Jaxtyping is the best option currently - despite the name it also works for Torch and other libs. That said, I think it still leaves a lot to be desired. It's runtime-only, so unless you wire it into a typechecker it's only a hint. And, for me, the hints aren't parsed by Intellisense, so you don't see shape hints when calling a function - only when directly reading the function definition.

Personally, I also think the syntax is a little verbose: for a generic shape hint you need something like `Shaped[Array, "m n"]`. But 95% of the time I only really care about the shape "m n". It doesn't sound like much, but I recently tried hinting a codebase with jaxtyping and gave up because it was adding so much visual clutter, without clear benefits.

Comment was deleted :(

dcreager

There have been some early proposals to add something like that, but none of them have made it very far yet.
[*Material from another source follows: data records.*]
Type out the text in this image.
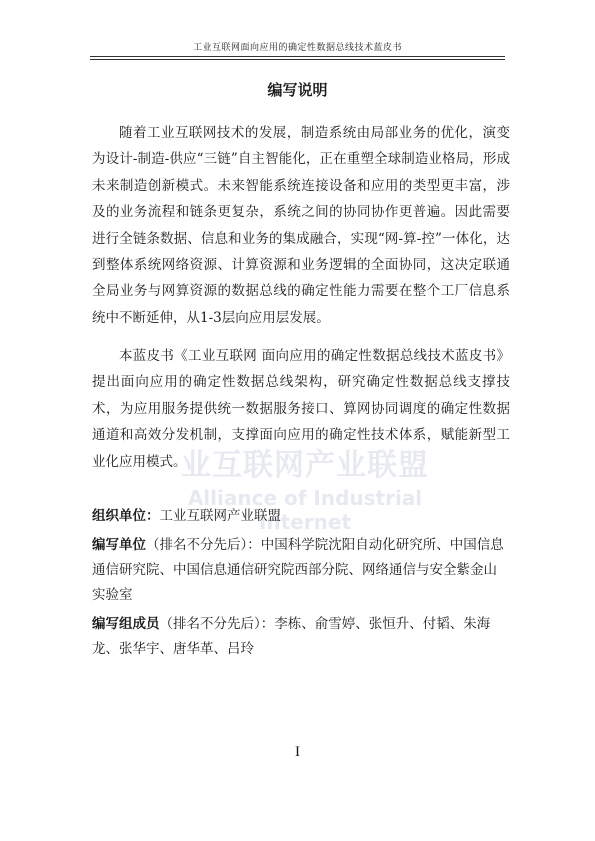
工业互联网面向应用的确定性数据总线技术蓝皮书
编写说明
业互联网产业联盟
Alliance of Industrial Internet

随着工业互联网技术的发展，制造系统由局部业务的优化，演变为设计-制造-供应“三链”自主智能化，正在重塑全球制造业格局，形成未来制造创新模式。未来智能系统连接设备和应用的类型更丰富，涉及的业务流程和链条更复杂，系统之间的协同协作更普遍。因此需要进行全链条数据、信息和业务的集成融合，实现“网-算-控”一体化，达到整体系统网络资源、计算资源和业务逻辑的全面协同，这决定联通全局业务与网算资源的数据总线的确定性能力需要在整个工厂信息系统中不断延伸，从1-3层向应用层发展。

本蓝皮书《工业互联网 面向应用的确定性数据总线技术蓝皮书》提出面向应用的确定性数据总线架构，研究确定性数据总线支撑技术，为应用服务提供统一数据服务接口、算网协同调度的确定性数据通道和高效分发机制，支撑面向应用的确定性技术体系，赋能新型工业化应用模式。

组织单位：工业互联网产业联盟
编写单位（排名不分先后）：中国科学院沈阳自动化研究所、中国信息通信研究院、中国信息通信研究院西部分院、网络通信与安全紫金山实验室
编写组成员（排名不分先后）：李栋、俞雪婷、张恒升、付韬、朱海龙、张华宇、唐华革、吕玲
I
As you might imagine, it's a hard problem!

westurner

- /?hnlog pycontract icontract https://westurner.github.io/hnlog/ :

From https://news.ycombinator.com/item?id=14246095 (2017) :

> PyContracts supports runtime type-checking and value constraints/assertions (as @contract decorators, annotations, and docstrings).
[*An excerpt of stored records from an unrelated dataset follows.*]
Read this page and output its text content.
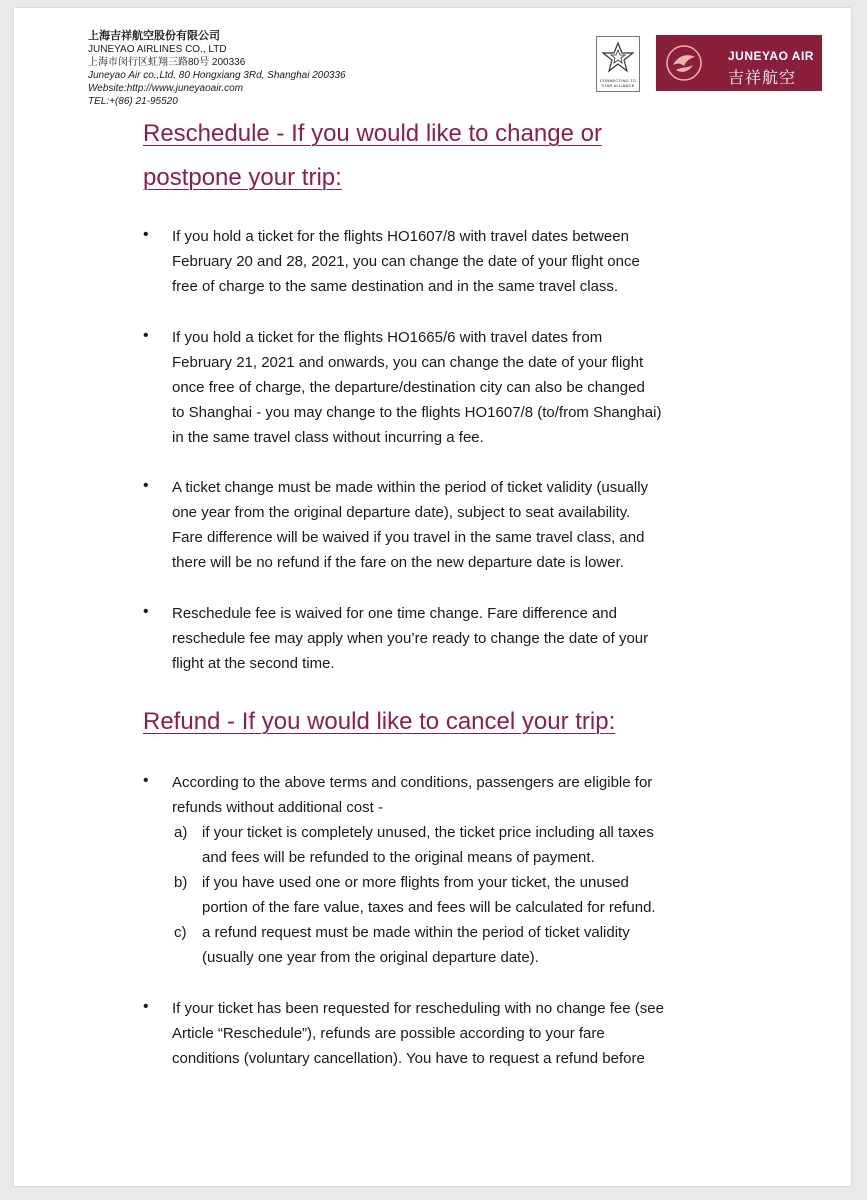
上海吉祥航空股份有限公司
JUNEYAO AIRLINES CO., LTD
上海市闵行区虹翔三路80号 200336
Juneyao Air co.,Ltd. 80 Hongxiang 3Rd, Shanghai 200336
Website:http://www.juneyaoair.com
TEL:+(86) 21-95520
CONNECTING TO STAR ALLIANCE
JUNEYAO AIR
吉祥航空
Reschedule - If you would like to change or
postpone your trip:
• If you hold a ticket for the flights HO1607/8 with travel dates between

February 20 and 28, 2021, you can change the date of your flight once

free of charge to the same destination and in the same travel class.

• If you hold a ticket for the flights HO1665/6 with travel dates from

February 21, 2021 and onwards, you can change the date of your flight

once free of charge, the departure/destination city can also be changed

to Shanghai - you may change to the flights HO1607/8 (to/from Shanghai)

in the same travel class without incurring a fee.

• A ticket change must be made within the period of ticket validity (usually

one year from the original departure date), subject to seat availability.

Fare difference will be waived if you travel in the same travel class, and

there will be no refund if the fare on the new departure date is lower.

• Reschedule fee is waived for one time change. Fare difference and

reschedule fee may apply when you’re ready to change the date of your

flight at the second time.

Refund - If you would like to cancel your trip:
• According to the above terms and conditions, passengers are eligible for

refunds without additional cost -

a) if your ticket is completely unused, the ticket price including all taxes

and fees will be refunded to the original means of payment.

b) if you have used one or more flights from your ticket, the unused

portion of the fare value, taxes and fees will be calculated for refund.

c) a refund request must be made within the period of ticket validity

(usually one year from the original departure date).

• If your ticket has been requested for rescheduling with no change fee (see

Article “Reschedule”), refunds are possible according to your fare

conditions (voluntary cancellation). You have to request a refund before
> Unfortunately, there's yet no unifying syntax between PyContracts and the newer python type annotations which MyPy checks at compile-type.

Or beartype.

Pycontracts has: https://andreacensi.github.io/contracts/ :

  @contract
  def my_function(a : 'int,>0', b : 'list[N],N>0') -> 'list[N]':
  
  @contract(image='array[HxWx3](uint8),H>10,W>10')
  def recolor(image):

For icontract, there's icontract-hyothesis.
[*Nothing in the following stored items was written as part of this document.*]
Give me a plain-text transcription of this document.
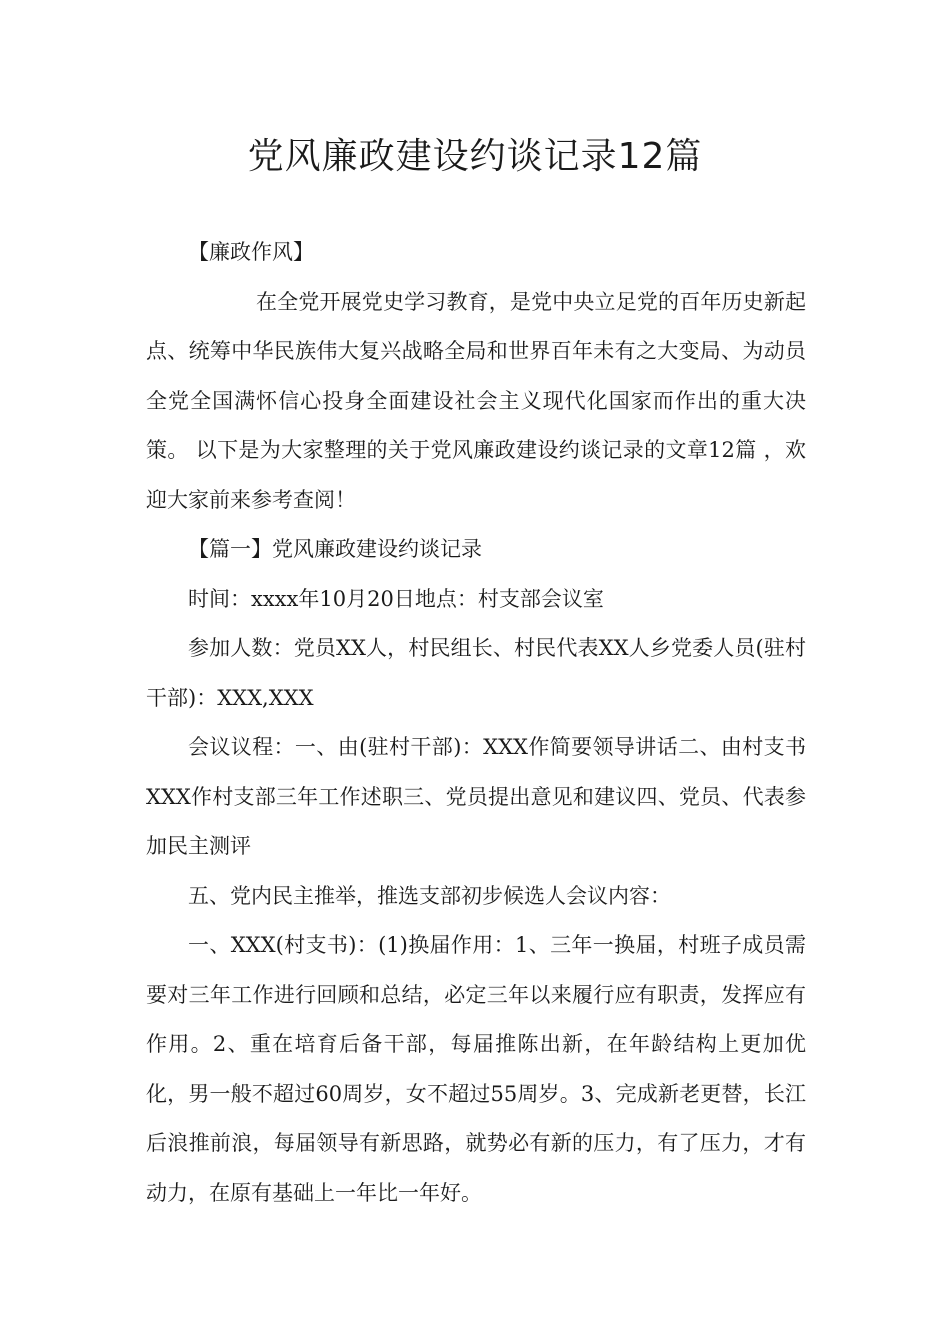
党风廉政建设约谈记录12篇

【廉政作风】

在全党开展党史学习教育，是党中央立足党的百年历史新起点、统筹中华民族伟大复兴战略全局和世界百年未有之大变局、为动员全党全国满怀信心投身全面建设社会主义现代化国家而作出的重大决策。 以下是为大家整理的关于党风廉政建设约谈记录的文章12篇 ，欢迎大家前来参考查阅！

【篇一】党风廉政建设约谈记录

时间：xxxx年10月20日地点：村支部会议室

参加人数：党员XX人，村民组长、村民代表XX人乡党委人员(驻村干部)：XXX,XXX

会议议程：一、由(驻村干部)：XXX作简要领导讲话二、由村支书XXX作村支部三年工作述职三、党员提出意见和建议四、党员、代表参加民主测评

五、党内民主推举，推选支部初步候选人会议内容：

一、XXX(村支书)：(1)换届作用：1、三年一换届，村班子成员需要对三年工作进行回顾和总结，必定三年以来履行应有职责，发挥应有作用。2、重在培育后备干部，每届推陈出新，在年龄结构上更加优化，男一般不超过60周岁，女不超过55周岁。3、完成新老更替，长江后浪推前浪，每届领导有新思路，就势必有新的压力，有了压力，才有动力，在原有基础上一年比一年好。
parquery/icontract: https://github.com/Parquery/icontract :

> There exist a couple of contract libraries. However, at the time of this writing (September 2018), they all required the programmer either to learn a new syntax (PyContracts) or to write redundant condition descriptions ( e.g., contracts, covenant, deal, dpcontracts, pyadbc and pcd).

  @icontract.require(lambda x: x > 3, "x must not be small")
  def some_func(x: int, y: int = 5) -> None:

icontract with numpy array types:

  @icontract.require(lambda arr: isinstance(arr, np.ndarray))
  @icontract.require(lambda arr: arr.shape == (3, 3))
  @icontract.require(lambda arr: np.all(arr >= 0), "All elements must be non-negative")
  def process_matrix(arr: np.ndarray):
      return np.sum(arr)

  invalid_matrix = np.array([[1, -2, 3], [4, 5, 6], [7, 8, 9]])
  process_matrix(invalid_matrix)
  # Raises icontract.ViolationError

westurner

14h

Parquery/icontract: https://github.com/Parquery/icontract

mristin/icontract-hypothesis: https://github.com/mristin/icontract-hypothesis :

> The result is a powerful combination that allows you to automatically test your code. Instead of writing manually the Hypothesis search strategies for a function, icontract-hypothesis infers them based on the function's precondition. This makes automatic testing as effortless as it goes.

pschanely/CrossHair: An analysis tool for Python that blurs the line between testing and type systems https://github.com/pschanely/CrossHair :

> If you have a function with type annotations and add a contract in a supported syntax, CrossHair will attempt to find counterexamples for you: [gif]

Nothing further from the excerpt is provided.